After it’s been determined that the seller is a strong applicant for a short-sale, the negotiator will go about building the formal short-sale proof package. this presentation of financials, real estate market data, and other factors, the short sale negotiator is effectively “building a case” for the transaction. It is only worth it to a lender to perform a short sale if their net is higher. If not, it is in the bank’s best interest to foreclose.
Next, a case is built that will demonstrate the lender’s net will be higher and showing the short-sale is in their best interest in order to recover a maximum net. On average, it takes between 5.5 and 7.5 hours of time to build our package. As you know, a critical error that many make is: they only send what the lender asks for and nothing more.
The lender only requests a very basic set of financial documents. To the homeowner or the untrained professional mind, this list of documents appears to be complete, but is actually not complete at all! Much more information is needed for the loss mitigation rep to effectively make a decision.

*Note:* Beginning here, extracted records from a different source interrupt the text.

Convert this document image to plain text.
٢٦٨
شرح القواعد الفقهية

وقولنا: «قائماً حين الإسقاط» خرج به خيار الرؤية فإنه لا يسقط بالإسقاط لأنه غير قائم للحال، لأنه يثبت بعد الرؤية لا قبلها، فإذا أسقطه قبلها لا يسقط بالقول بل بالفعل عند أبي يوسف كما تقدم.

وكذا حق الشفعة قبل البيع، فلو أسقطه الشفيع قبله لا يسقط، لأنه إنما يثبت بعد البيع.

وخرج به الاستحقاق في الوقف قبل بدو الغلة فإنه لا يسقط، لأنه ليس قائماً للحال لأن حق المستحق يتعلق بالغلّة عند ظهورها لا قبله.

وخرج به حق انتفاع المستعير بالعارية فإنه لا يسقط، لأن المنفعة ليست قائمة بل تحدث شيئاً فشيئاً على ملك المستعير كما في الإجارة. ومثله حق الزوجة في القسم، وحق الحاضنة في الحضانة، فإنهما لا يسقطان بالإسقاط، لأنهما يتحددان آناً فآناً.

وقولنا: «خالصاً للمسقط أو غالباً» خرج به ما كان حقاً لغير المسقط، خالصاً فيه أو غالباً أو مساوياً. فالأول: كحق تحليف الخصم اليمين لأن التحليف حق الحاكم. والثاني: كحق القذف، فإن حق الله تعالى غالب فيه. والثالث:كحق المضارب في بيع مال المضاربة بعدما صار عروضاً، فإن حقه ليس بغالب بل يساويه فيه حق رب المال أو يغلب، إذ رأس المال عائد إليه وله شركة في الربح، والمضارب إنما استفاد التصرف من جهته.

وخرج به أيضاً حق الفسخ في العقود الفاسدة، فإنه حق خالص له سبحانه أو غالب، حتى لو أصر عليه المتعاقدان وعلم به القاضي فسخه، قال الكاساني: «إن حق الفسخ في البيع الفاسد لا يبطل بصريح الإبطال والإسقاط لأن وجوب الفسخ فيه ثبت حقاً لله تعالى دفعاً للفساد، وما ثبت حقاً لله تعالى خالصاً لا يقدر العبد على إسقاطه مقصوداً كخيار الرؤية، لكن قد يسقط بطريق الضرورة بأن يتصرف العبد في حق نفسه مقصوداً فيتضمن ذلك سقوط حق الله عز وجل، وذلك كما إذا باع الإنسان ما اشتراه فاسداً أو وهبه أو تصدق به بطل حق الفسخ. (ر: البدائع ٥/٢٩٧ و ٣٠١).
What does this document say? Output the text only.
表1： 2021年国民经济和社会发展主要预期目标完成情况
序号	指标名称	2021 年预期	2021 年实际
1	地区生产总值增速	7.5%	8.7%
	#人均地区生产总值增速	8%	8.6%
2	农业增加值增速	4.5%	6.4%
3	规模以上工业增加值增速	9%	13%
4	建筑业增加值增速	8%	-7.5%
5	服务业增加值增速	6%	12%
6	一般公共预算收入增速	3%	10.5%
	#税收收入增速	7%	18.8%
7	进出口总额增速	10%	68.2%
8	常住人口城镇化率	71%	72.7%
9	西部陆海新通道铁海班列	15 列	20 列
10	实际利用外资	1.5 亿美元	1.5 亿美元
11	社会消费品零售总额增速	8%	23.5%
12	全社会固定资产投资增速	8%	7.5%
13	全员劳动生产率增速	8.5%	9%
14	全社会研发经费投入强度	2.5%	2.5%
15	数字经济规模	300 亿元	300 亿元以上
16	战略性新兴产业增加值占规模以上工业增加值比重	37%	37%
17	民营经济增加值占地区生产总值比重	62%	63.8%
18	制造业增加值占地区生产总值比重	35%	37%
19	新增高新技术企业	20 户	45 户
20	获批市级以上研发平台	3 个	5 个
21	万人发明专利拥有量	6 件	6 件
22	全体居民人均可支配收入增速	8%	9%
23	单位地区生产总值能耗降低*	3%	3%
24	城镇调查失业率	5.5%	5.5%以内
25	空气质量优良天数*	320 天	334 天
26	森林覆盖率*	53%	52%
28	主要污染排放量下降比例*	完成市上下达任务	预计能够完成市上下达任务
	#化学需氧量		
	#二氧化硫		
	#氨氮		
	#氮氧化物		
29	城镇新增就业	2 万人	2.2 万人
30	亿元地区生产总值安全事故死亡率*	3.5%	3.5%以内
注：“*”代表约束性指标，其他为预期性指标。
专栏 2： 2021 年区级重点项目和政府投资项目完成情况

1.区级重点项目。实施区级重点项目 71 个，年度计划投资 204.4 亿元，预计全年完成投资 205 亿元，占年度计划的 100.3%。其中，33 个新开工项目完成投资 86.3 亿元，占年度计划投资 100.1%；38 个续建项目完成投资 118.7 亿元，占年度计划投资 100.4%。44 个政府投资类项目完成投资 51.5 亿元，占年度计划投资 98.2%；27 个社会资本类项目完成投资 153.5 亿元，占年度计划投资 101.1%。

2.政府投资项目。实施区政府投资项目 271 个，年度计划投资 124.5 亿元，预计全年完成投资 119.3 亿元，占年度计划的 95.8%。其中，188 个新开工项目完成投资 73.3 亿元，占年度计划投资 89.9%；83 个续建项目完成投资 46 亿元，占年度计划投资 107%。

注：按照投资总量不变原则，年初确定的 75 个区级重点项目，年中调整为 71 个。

On the typical file, the lender rep is forced to plunder through an unorganized set of documents and piece together the analysis of the file on their own. With insanely high file volume these reps do not have the time to organize and piece together the analysis on their own.
If you’re smart, you have a short sale negotiator in place that will actually spoon-feed the analysis to the lender in small pieces they can quickly understand. The reason it is so worthwhile is because it allows the rep to really understand the file faster and in a much more efficient manner.This results in the reps paying attention to the negotiators requests more quickly.
A major complaint shared by those who submit their own files is getting “ignored” by the lender reps. One of the reasons for this is due to their confusion on what to send to the lender. There are too many files to work and not enough time to work them due to the foreclosure process which is fast in California. As such, the lender reps must be very selective and choose which files to work. The power of the short sale package makes it very easy to get their attention and get them to work your file over another.
After the entire package has been built and were able to gain the lenders attention, next the follow-up process begins. Many times the package must be sent 4 to 5 times to finally get the package logged into the system. Getting the package logged is step one. Step two is getting the package assigned to an actual work-out negotiator. Until the file is assigned to an actual negotiator it is not being actively worked. It is just sort-of sitting in limbo land until it does get assigned. the negotiators job is to follow up until the file has been assigned to an individual negotiator.
Once the file is assigned, the short sale negotiator has an opening discussion with the rep at which time the Broker Price Opinion (appraisal) is ordered. After the BPO has been ordered the negotiator will receive a call from the agent performing the BPO (typically within 48 hours). If they do not receive a call from the agent, they follow-up with the lender again to have them re-order the BPO.
After the BPO has been performed it goes from the agent’s hands into the lender’s office. Then it gets logged in their system and finally makes its way to the rep’s desk. It takes between 5 to 15 days for this to occur.
Once the rep can view the BPO, they are able to review the file and start making some decisions. The review process can take several weeks. The volume that the lenders are dealing with slows down the process. Some reps can have up to 400 files on his desk. If this rep can get 20 files reviewed per day (in additional to all his other tasks) it will take 20 days for the file to get reviewed.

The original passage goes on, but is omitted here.